49. In all these circumstances, I am satisfied that the decision of the FtJ must be set aside. Given that the errors of law relate to the FtJ's assessment of credibility, it is appropriate, having regard to the Senior President's Practice Statement at paragraph 7.2, for the matter to be remitted to the First-tier Tribunal for a hearing de novo, given the nature and extent of the fact-finding exercise required.
50. With one exception, none of the findings of fact are to be preserved. That exception relates to the FtJ's conclusions at [28] in terms of the ETS fraud allegation. That finding is self-contained and is not infected by the error of law. It is a finding that is to be preserved.
Decision
51. The decision of the First-tier Tribunal involved the making of an error on a point of law. Its decision is set aside, and the appeal is remitted to the First-tier Tribunal for a hearing de novo before a judge other than First-tier Tribunal Judge Mathews. Except as indicated in the preceding paragraph, no findings of fact are to be preserved.

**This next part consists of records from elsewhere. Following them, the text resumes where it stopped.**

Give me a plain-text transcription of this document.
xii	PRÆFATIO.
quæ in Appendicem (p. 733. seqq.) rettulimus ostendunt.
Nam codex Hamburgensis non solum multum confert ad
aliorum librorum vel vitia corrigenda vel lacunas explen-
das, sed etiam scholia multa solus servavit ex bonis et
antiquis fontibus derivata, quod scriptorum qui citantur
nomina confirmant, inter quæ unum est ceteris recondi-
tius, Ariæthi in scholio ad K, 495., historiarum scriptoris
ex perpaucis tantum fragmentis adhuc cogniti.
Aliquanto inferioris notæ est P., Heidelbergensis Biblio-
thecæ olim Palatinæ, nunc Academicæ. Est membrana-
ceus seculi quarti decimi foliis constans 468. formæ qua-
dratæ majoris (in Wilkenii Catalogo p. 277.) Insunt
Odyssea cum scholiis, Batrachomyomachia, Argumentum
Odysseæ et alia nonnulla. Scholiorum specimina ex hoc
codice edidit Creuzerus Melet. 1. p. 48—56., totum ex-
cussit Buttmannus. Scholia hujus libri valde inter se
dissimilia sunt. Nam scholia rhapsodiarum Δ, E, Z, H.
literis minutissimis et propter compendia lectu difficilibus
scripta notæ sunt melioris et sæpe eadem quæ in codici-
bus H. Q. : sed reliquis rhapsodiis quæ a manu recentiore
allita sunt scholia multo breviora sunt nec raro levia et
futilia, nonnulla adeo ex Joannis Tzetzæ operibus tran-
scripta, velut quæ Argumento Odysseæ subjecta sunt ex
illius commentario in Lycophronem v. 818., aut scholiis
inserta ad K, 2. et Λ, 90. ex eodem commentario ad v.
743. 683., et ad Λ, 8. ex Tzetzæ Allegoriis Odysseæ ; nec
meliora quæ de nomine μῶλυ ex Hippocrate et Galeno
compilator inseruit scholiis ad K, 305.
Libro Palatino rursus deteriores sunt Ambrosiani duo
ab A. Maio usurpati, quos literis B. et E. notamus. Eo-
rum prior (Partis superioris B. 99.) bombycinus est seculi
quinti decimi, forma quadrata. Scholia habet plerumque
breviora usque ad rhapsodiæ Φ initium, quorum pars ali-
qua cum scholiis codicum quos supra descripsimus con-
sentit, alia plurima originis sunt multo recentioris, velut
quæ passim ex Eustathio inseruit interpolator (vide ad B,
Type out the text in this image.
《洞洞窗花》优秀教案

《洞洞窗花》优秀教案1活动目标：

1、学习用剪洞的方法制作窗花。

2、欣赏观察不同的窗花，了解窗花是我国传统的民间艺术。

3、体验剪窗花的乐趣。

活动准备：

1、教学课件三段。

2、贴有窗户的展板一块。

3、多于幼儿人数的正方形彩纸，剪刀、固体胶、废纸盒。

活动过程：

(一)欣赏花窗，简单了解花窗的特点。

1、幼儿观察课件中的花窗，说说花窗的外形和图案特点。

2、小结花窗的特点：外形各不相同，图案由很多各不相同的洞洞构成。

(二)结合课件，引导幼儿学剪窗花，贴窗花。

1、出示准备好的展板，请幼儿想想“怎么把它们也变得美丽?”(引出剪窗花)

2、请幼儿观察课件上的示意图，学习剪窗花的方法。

Direction Regarding Anonymity - Rule 14 of the Tribunal Procedure (Upper Tribunal) Rules 2008
Given that this is an appeal in relation to a protection claim, unless and until a Tribunal or court directs otherwise, the appellant is granted anonymity. No report of these proceedings shall directly or indirectly identify him or any member of his family. This direction applies both to the appellant and to the respondent. Failure to comply with this direction could lead to contempt of court proceedings.